The relationship between occupied sites and Mn2+ quantum efficiency in dual-emission Mg3Ca3(PO4)4: Eu2+, Mn2+ phosphors

• The relationship between occupied sites and Mn2+ quantum efficiency in Mg3Ca3(PO4)4: Eu2+, Mn2+ phosphors were discussed.
• The ion-size compensation effect leads to the formation of Eu2+–Mn2+ cluster and efficient Eu2+ → Mn2+ energy transfer.
• Emission color can be tuned from blue to pink by adjusting Eu2+/Mn2+ ratio.

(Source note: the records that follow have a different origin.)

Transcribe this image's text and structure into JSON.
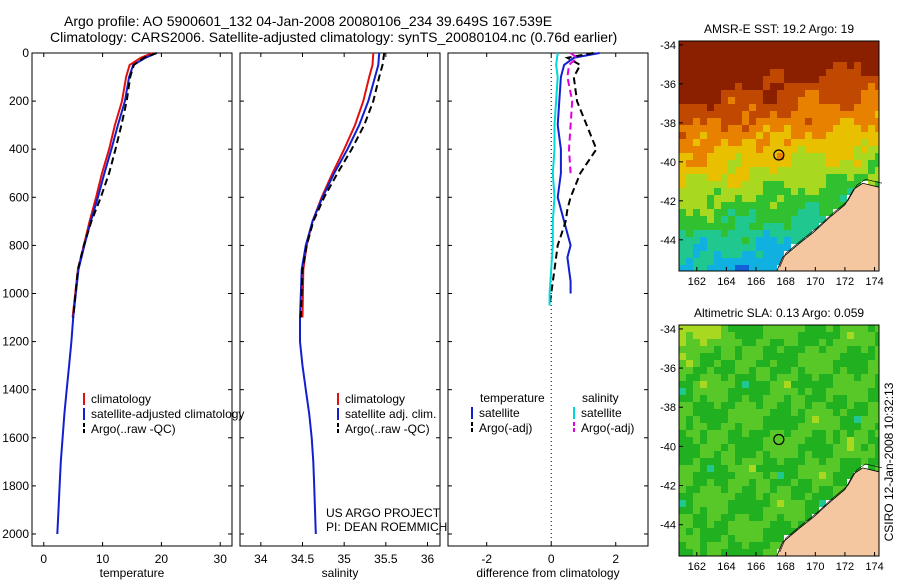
{
  "header": {
    "line1": "Argo profile: AO 5900601_132 04-Jan-2008 20080106_234 39.649S 167.539E",
    "line2": "Climatology: CARS2006. Satellite-adjusted climatology: synTS_20080104.nc (0.76d earlier)"
  },
  "colors": {
    "climatology": "#e01010",
    "satellite": "#1020d0",
    "argo": "#000000",
    "satellite_salinity": "#00d8d8",
    "argo_salinity_adj": "#e000e0",
    "land": "#f5c7a0",
    "marker": "#000000"
  },
  "credit": {
    "project": "US ARGO PROJECT",
    "pi": "PI: DEAN ROEMMICH",
    "csiro": "CSIRO 12-Jan-2008 10:32:13"
  },
  "chart_data": [
    {
      "type": "line",
      "xlabel": "temperature",
      "ylabel": "",
      "xlim": [
        -2,
        32
      ],
      "ylim": [
        2050,
        0
      ],
      "xticks": [
        0,
        10,
        20,
        30
      ],
      "yticks": [
        0,
        200,
        400,
        600,
        800,
        1000,
        1200,
        1400,
        1600,
        1800,
        2000
      ],
      "legend": {
        "placement": "lower-left",
        "entries": [
          "climatology",
          "satellite-adjusted climatology",
          "Argo(..raw -QC)"
        ]
      },
      "series": [
        {
          "name": "climatology",
          "color": "#e01010",
          "style": "solid",
          "x": [
            18.5,
            16.5,
            14.6,
            14.0,
            13.3,
            12.1,
            11.1,
            9.9,
            8.9,
            7.8,
            6.8,
            5.8,
            4.9
          ],
          "y": [
            0,
            20,
            50,
            100,
            200,
            300,
            400,
            500,
            600,
            700,
            800,
            900,
            1100
          ]
        },
        {
          "name": "satellite-adjusted climatology",
          "color": "#1020d0",
          "style": "solid",
          "x": [
            19.2,
            17.3,
            15.2,
            14.5,
            13.8,
            12.6,
            11.5,
            10.3,
            9.2,
            8.0,
            6.9,
            5.9,
            5.0,
            4.7,
            4.3,
            3.9,
            3.5,
            3.2,
            2.9,
            2.7,
            2.5,
            2.4,
            2.3
          ],
          "y": [
            0,
            20,
            50,
            100,
            200,
            300,
            400,
            500,
            600,
            700,
            800,
            900,
            1100,
            1200,
            1300,
            1400,
            1500,
            1600,
            1700,
            1800,
            1900,
            1950,
            2000
          ]
        },
        {
          "name": "Argo(..raw -QC)",
          "color": "#000000",
          "style": "dashed",
          "x": [
            19.2,
            17.0,
            15.3,
            14.7,
            14.1,
            13.2,
            12.2,
            11.1,
            9.7,
            8.1,
            6.8,
            5.8,
            5.0
          ],
          "y": [
            0,
            20,
            50,
            100,
            200,
            300,
            400,
            500,
            600,
            700,
            800,
            900,
            1100
          ]
        }
      ]
    },
    {
      "type": "line",
      "xlabel": "salinity",
      "ylabel": "",
      "xlim": [
        33.75,
        36.15
      ],
      "ylim": [
        2050,
        0
      ],
      "xticks": [
        34,
        34.5,
        35,
        35.5,
        36
      ],
      "xtick_labels": [
        "34",
        "34.5",
        "35",
        "35.5",
        "36"
      ],
      "yticks": [
        0,
        200,
        400,
        600,
        800,
        1000,
        1200,
        1400,
        1600,
        1800,
        2000
      ],
      "legend": {
        "placement": "lower-right",
        "entries": [
          "climatology",
          "satellite adj. clim.",
          "Argo(..raw -QC)"
        ]
      },
      "series": [
        {
          "name": "climatology",
          "color": "#e01010",
          "style": "solid",
          "x": [
            35.35,
            35.34,
            35.3,
            35.23,
            35.13,
            35.0,
            34.86,
            34.73,
            34.62,
            34.55,
            34.51,
            34.5
          ],
          "y": [
            0,
            50,
            100,
            200,
            300,
            400,
            500,
            600,
            700,
            800,
            900,
            1100
          ]
        },
        {
          "name": "satellite adj. clim.",
          "color": "#1020d0",
          "style": "solid",
          "x": [
            35.42,
            35.41,
            35.37,
            35.29,
            35.18,
            35.04,
            34.88,
            34.74,
            34.62,
            34.54,
            34.49,
            34.47,
            34.47,
            34.5,
            34.54,
            34.58,
            34.61,
            34.63,
            34.64,
            34.65,
            34.66
          ],
          "y": [
            0,
            50,
            100,
            200,
            300,
            400,
            500,
            600,
            700,
            800,
            900,
            1100,
            1200,
            1300,
            1400,
            1500,
            1600,
            1700,
            1800,
            1900,
            2000
          ]
        },
        {
          "name": "Argo(..raw -QC)",
          "color": "#000000",
          "style": "dashed",
          "x": [
            35.48,
            35.46,
            35.42,
            35.35,
            35.24,
            35.09,
            34.92,
            34.76,
            34.63,
            34.55,
            34.5,
            34.48
          ],
          "y": [
            0,
            50,
            100,
            200,
            300,
            400,
            500,
            600,
            700,
            800,
            900,
            1100
          ]
        }
      ]
    },
    {
      "type": "line",
      "xlabel": "difference from climatology",
      "ylabel": "",
      "xlim": [
        -3.2,
        3.0
      ],
      "ylim": [
        2050,
        0
      ],
      "xticks": [
        -2,
        0,
        2
      ],
      "yticks": [
        0,
        200,
        400,
        600,
        800,
        1000,
        1200,
        1400,
        1600,
        1800,
        2000
      ],
      "legend": {
        "placement": "lower-left",
        "headings": [
          "temperature",
          "salinity"
        ],
        "entries": [
          "satellite",
          "Argo(-adj)",
          "satellite",
          "Argo(-adj)"
        ]
      },
      "series": [
        {
          "name": "satellite",
          "group": "temperature",
          "color": "#1020d0",
          "style": "solid",
          "x": [
            1.5,
            0.7,
            0.4,
            0.3,
            0.25,
            0.2,
            0.3,
            0.3,
            0.2,
            0.4,
            0.6,
            0.5,
            0.6,
            0.6
          ],
          "y": [
            0,
            20,
            50,
            100,
            200,
            300,
            400,
            500,
            600,
            700,
            800,
            850,
            950,
            1000
          ]
        },
        {
          "name": "Argo(-adj)",
          "group": "temperature",
          "color": "#000000",
          "style": "dashed",
          "x": [
            1.3,
            0.5,
            0.9,
            0.7,
            0.8,
            1.1,
            1.4,
            0.9,
            0.6,
            0.5,
            0.45,
            0.2,
            0.1,
            0.0,
            -0.05
          ],
          "y": [
            0,
            20,
            50,
            100,
            200,
            300,
            400,
            500,
            600,
            650,
            700,
            800,
            900,
            1000,
            1050
          ]
        },
        {
          "name": "satellite",
          "group": "salinity",
          "color": "#00d8d8",
          "style": "solid",
          "x": [
            0.2,
            0.15,
            0.2,
            0.15,
            0.1,
            0.1,
            0.05,
            0.1,
            0.05,
            0.05,
            0.0,
            -0.05,
            -0.05
          ],
          "y": [
            0,
            50,
            100,
            200,
            300,
            400,
            500,
            600,
            700,
            800,
            900,
            1000,
            1050
          ]
        },
        {
          "name": "Argo(-adj)",
          "group": "salinity",
          "color": "#e000e0",
          "style": "dashed",
          "x": [
            0.6,
            0.8,
            0.55,
            0.5,
            0.65,
            0.6,
            0.55,
            0.6
          ],
          "y": [
            0,
            20,
            50,
            100,
            200,
            300,
            400,
            500
          ]
        }
      ]
    },
    {
      "type": "heatmap",
      "title": "AMSR-E SST: 19.2 Argo: 19",
      "xlim": [
        160.8,
        174.3
      ],
      "ylim": [
        -45.6,
        -33.8
      ],
      "xticks": [
        162,
        164,
        166,
        168,
        170,
        172,
        174
      ],
      "yticks": [
        -34,
        -36,
        -38,
        -40,
        -42,
        -44
      ],
      "marker": {
        "lon": 167.539,
        "lat": -39.649
      },
      "colorscale": [
        "#0a1a8c",
        "#1060d8",
        "#10b0e0",
        "#20c890",
        "#30c030",
        "#a8d820",
        "#e8c000",
        "#e88000",
        "#c04800",
        "#8a2000"
      ]
    },
    {
      "type": "heatmap",
      "title": "Altimetric SLA: 0.13 Argo: 0.059",
      "xlim": [
        160.8,
        174.3
      ],
      "ylim": [
        -45.6,
        -33.8
      ],
      "xticks": [
        162,
        164,
        166,
        168,
        170,
        172,
        174
      ],
      "yticks": [
        -34,
        -36,
        -38,
        -40,
        -42,
        -44
      ],
      "marker": {
        "lon": 167.539,
        "lat": -39.649
      },
      "colorscale": [
        "#10b0e0",
        "#20c890",
        "#20b020",
        "#58c828",
        "#a8d820",
        "#e8c000",
        "#e88000"
      ]
    }
  ]
}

Dual-emitting Eu2+ and Mn2+ codoped Mg3Ca3(PO4)4 phosphors have been synthesized, and energy transfer process from Eu2+ to Mn2+ was studied. The relationship between Eu2+ → Mn2+ energy transfer efficiency (ηT) and Mn2+ quantum efficiency (QE) with different Mn2+ occupied sites were compared and discussed. The ion-size compensation effect when Eu2+/Mn2+ occupying Ca2+ sites leads to the formation of Eu2+–Mn2+ cluster, which benefits the effective Eu2+ → Mn2+ energy transfer and efficient Mn2+ sensitized emission. The emission color of the phosphor can be tuned from blue to near-white and eventually to pink by adjusting the contents of Eu2+ and Mn2+. The Mn2+ emission wavelength red-shifts with increasing Mn2+ content, which is attributed to photon reabsorption process. The results indicated that Mg3Ca3(PO4)4: Eu2+, Mn2+ may serve as a potential color-tunable phosphor for NUV LED.